Dr. Singh and his colleagues have conducted over 50 rabbit surgeries and then 25 cadaver procedures with the technology. In addition, Avaz is currently collecting data for simulated peripheral nerve blocks under an approved IRB study with over 15 patients currently enrolled.
Most recently their proprietary and patented technology was utilized to collect data during two live surgeries under an IRB-approved investigation "We just recently validated the technology in two patients and we hope to acquire more data in order to continue to refine the algorithm," says Dr. Singh.
Bringing the technology to market
Several major spine and imaging companies have expressed interest in the technology due to its ability to disrupt the lateral surgery market and beyond.

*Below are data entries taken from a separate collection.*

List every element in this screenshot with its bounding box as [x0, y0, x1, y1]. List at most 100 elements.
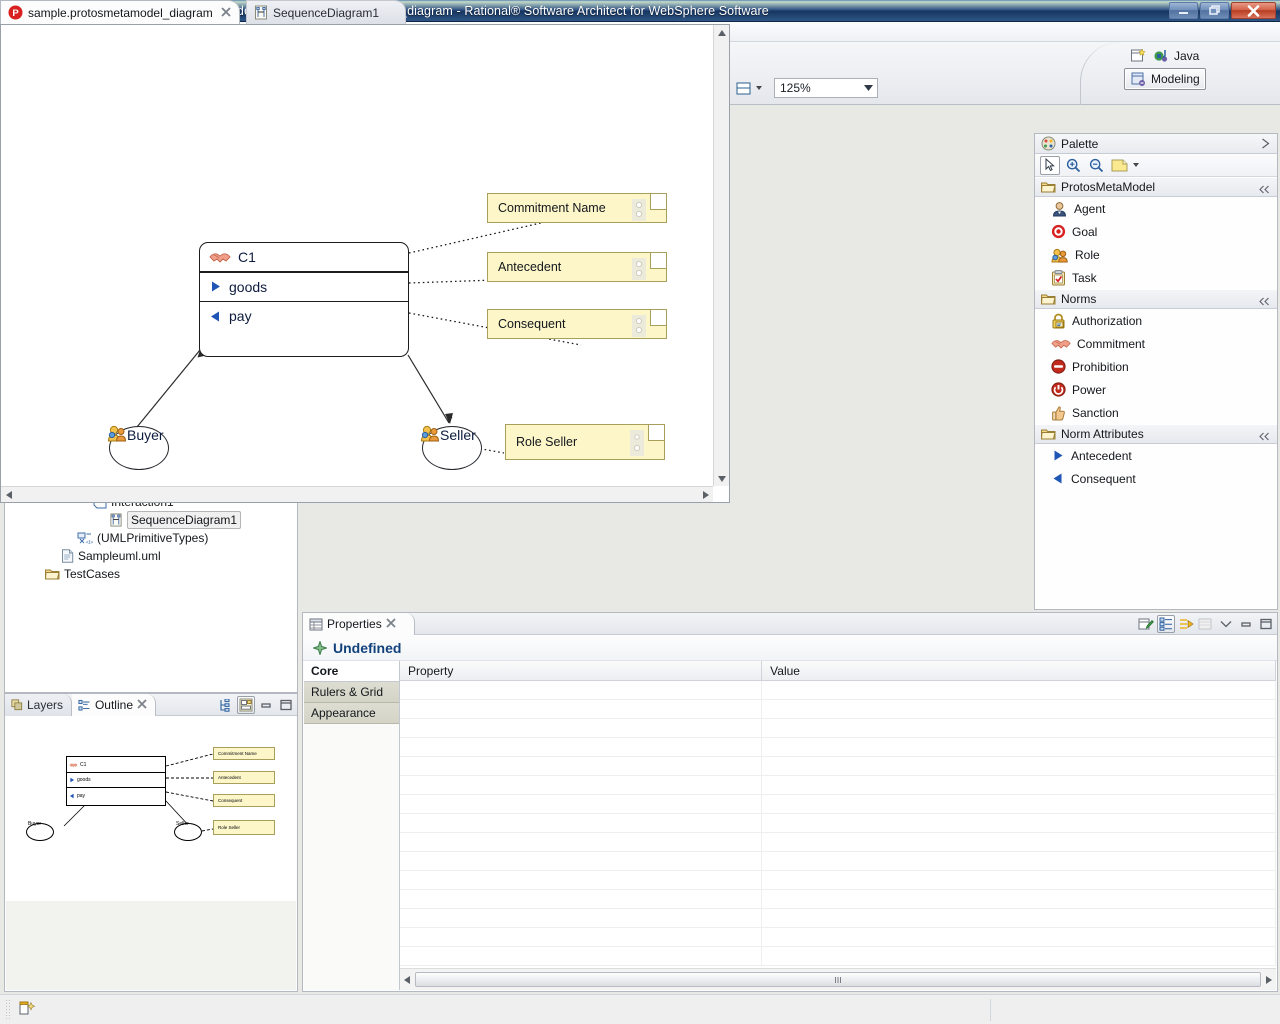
layout-icon[interactable]: [732, 77, 754, 99]
restore-button[interactable]: [1200, 2, 1229, 19]
scroll-left-arrow-icon[interactable]: [400, 975, 414, 984]
palette-item-commitment[interactable]: Commitment: [1035, 332, 1277, 355]
palette-item-antecedent[interactable]: Antecedent: [1035, 444, 1277, 467]
properties-tab-rulers-grid[interactable]: Rulers & Grid: [304, 682, 399, 703]
table-row[interactable]: [400, 852, 1276, 871]
tab-outline[interactable]: Outline: [72, 694, 156, 716]
table-row[interactable]: [400, 738, 1276, 757]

"Imagine if we put the technology on a burr and it could shut off the burr if it got too close to the nerve or blood vessel," says Dr. Singh. "Several companies want to hook it up with a robot's hand for surgery." Dr. Singh and his team are spending considerable energy working with his intellectual property counsel, Manish Mehta, a patent attorney who specializes in medical devices, to leverage the full extent of the technology.
"Minimally invasive surgery adoption has been poor because there is poor visualization and learning curves are steep," says Dr. Singh. "But new technology can make the procedure powerful, quick and outpatient. If the surgeon can perform these procedures outpatient and reduce hospitalizations and readmissions, they will lower the total cost of care."
The disposable probe costs less than $200 per case, around the same cost as the standard EMG electrodes. Avaz is in the process of obtaining FDA clearance for the technology, which could become commercially available and viable in nine months. In addition, there are other spinal and robotic surgical applications possible in the near future.
"For technology to be successful nowadays in spine, it has to have a straightforward FDA approval pathway and a cost basis that makes sense. New technology can't be adding to the cost of the procedure," says Dr. Singh. "In addition, the technology should not change the way the surgeon practices, it should be complementary as to facilitate the adoption. In this case, the probe is the same that the surgeon currently uses for tubular surgery. If you can meet these criteria, it's easier to get the technology to the market and in the surgeon’s hands."